WOBURN - After seeing the Planning Board's lengthy criticism of the zoning initiative, Mayor Scott Galvin recently urged the City Council to carefully reconsider aspects of a Railway Overlay District (ROD) that aims to spur housing developments by Green Street.
During the aldermen's most recent gathering in City Hall, the elected officials acknowledged the receipt of the letter from Galvin, who, in light of the planners' concerns, implored the council to refer the ROD legislation back to its Ordinance Committee.
In the correspondence, the city executive questions whether the zoning legislation should be tweaked to prevent the overdevelopment of a handful of industrial properties clustered around the abandoned railroad tracks by Green Street and the edge of Woburn Center.
According to Galvin, though he sees merit in the general ROD concept, which has already attracted interest from one Green Street landlord, he shares the Planning Board's concerns about the legislation's broader implications for the South End side of the downtown area.
"I respectfully request that the council refer this matter back to committee, so that the questions and issues raised in the Planning Board's report can be fully considered and properly vetted before a final vote is taken," the mayor wrote.
"I am also uneasy about the possibility that approval of this zoning amendment will most likely lead to requests for similarly-dense developments on other industrial parcels in the contiguous area heading south to the Woburn/Winchester line," he later adds.

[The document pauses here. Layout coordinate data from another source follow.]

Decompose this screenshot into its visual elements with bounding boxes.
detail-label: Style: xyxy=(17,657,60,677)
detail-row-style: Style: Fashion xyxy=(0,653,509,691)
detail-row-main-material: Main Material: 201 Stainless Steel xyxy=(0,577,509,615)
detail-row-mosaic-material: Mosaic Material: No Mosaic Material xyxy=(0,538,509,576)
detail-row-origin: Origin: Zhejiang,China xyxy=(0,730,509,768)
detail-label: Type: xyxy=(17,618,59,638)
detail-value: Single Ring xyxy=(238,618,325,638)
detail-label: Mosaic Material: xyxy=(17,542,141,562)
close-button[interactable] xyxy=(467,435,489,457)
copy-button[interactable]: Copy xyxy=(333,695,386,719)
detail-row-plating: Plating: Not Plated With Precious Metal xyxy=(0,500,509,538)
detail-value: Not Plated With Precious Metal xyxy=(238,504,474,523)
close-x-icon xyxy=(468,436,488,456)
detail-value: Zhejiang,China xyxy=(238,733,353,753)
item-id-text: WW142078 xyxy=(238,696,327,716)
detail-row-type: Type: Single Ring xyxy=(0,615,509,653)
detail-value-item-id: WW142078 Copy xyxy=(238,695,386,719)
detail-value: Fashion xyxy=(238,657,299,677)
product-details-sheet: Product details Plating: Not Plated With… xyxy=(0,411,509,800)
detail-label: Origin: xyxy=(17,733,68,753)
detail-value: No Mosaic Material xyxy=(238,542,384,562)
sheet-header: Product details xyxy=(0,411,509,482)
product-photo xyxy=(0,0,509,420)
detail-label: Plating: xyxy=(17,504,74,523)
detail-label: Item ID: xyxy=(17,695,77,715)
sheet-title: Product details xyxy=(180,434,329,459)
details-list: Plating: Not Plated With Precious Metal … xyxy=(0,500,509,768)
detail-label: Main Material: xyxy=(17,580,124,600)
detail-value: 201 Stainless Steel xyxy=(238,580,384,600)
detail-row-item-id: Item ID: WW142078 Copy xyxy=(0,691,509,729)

The council, after continuing a public hearing regarding the ROD, did later agree to send the proposal back to committee.
Over the summer, Ward 3 Alderman Mark Gaffney and Ward 6's Edward Tedesco introduced the zoning initiative as a way to encourage the redevelopment of a handful of dilapidated industrial buildings by Prospect and Green Streets and the former Boston & Maine Railroad line that runs towards Winchester.

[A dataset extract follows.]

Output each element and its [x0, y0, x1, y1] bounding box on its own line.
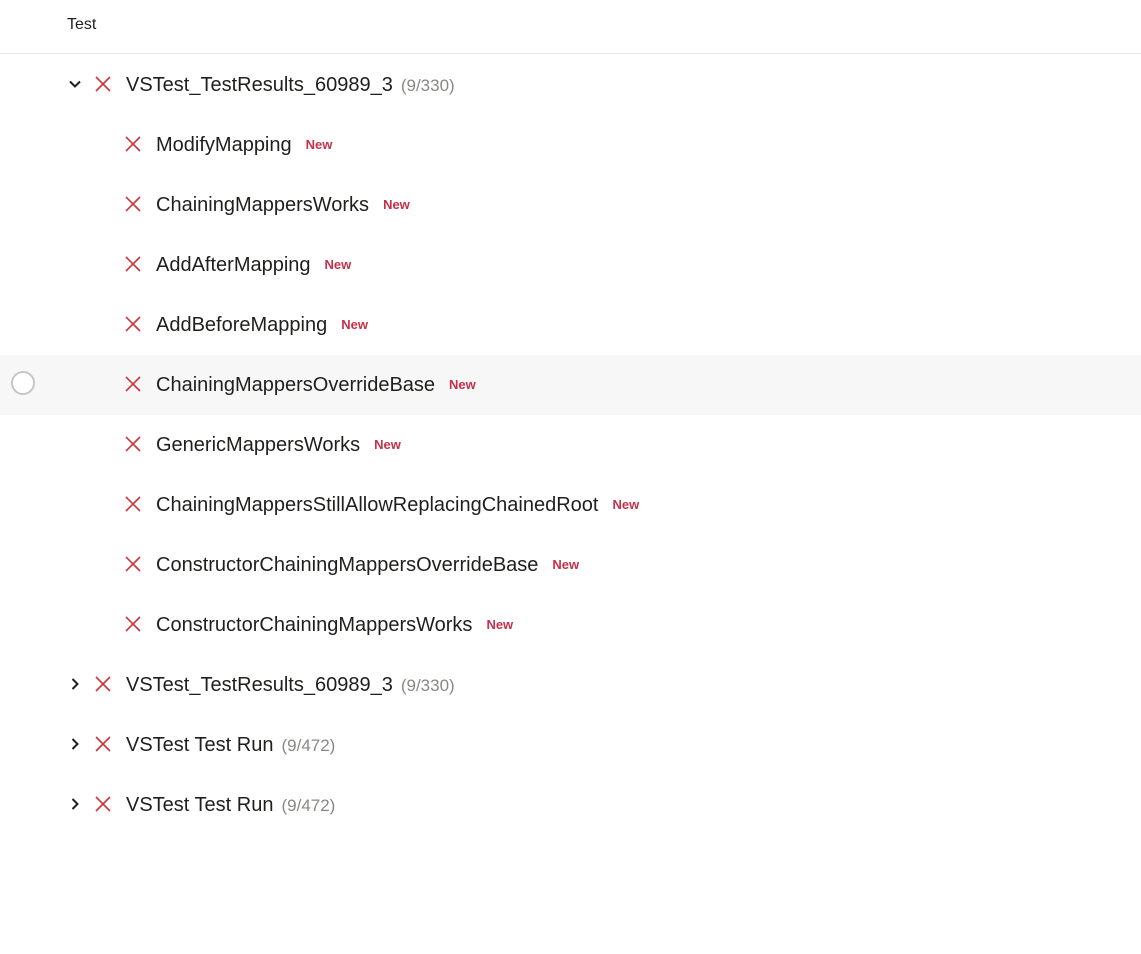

At the moment those council ROD deliberations began, local attorney Joseph Tarby emerged to outline plans from two of his clients, who own 8-10 Green St., to be the first to take advantage of the special zoning ordinance.
Specifically, George Gately Jr. and Edward Hovsepian hope to redevelop the 2.17-acre parcel by Prospect Street into a four-story apartment complex containing 54 dwelling units. Currently, the industrial site by the old Boston & Maine Railroad line is peppered with a number of dilapidated warehouse buildings.
Since that time, a handful of residential abutters have objected to that apartment proposal and the implementation of the ROD. Those opponents contend the overlay district, by allowing 50-foot tall buildings and a housing density of 25-units per acre, could drastically alter the character of the neighborhood and portions of the downtown area by St. Charles Church.
Earlier this month, the Planning Board, which visited the Green Street parcel in late September, echoed those concerns.
Pointing out the ROD would allow denser housing projects than what was just approved for the Woburn Mall redevelopment, the appointed officials also criticized as too lenient a 1.5-space per housing unit parking requirement.
In his letter to the City Council, Galvin acknowledged the potential benefits that could result from cleaning up likely contaminated industrial sites like 8-10 Green St. However, he argued that based upon the Planning Board's unusually long report regarding the ROD, it's appropriate to take a pause and make sure the overlay district fits in with the city's overall economic development objectives.
"I remain very supportive of developments that benefit the city and can readily see the positive aspects of the conceptual redevelopment plan for 8-10 Green St. that would be built if the rezoning is approved," Galvin explained.
"However, I am increasingly hearing from residents that they are concerned about the impacts of some developments, most notably with density and traffic. I share their concerns in this regard, particularly since the zoning amendments you are considering would double the number of potential dwelling units that could be built," he added.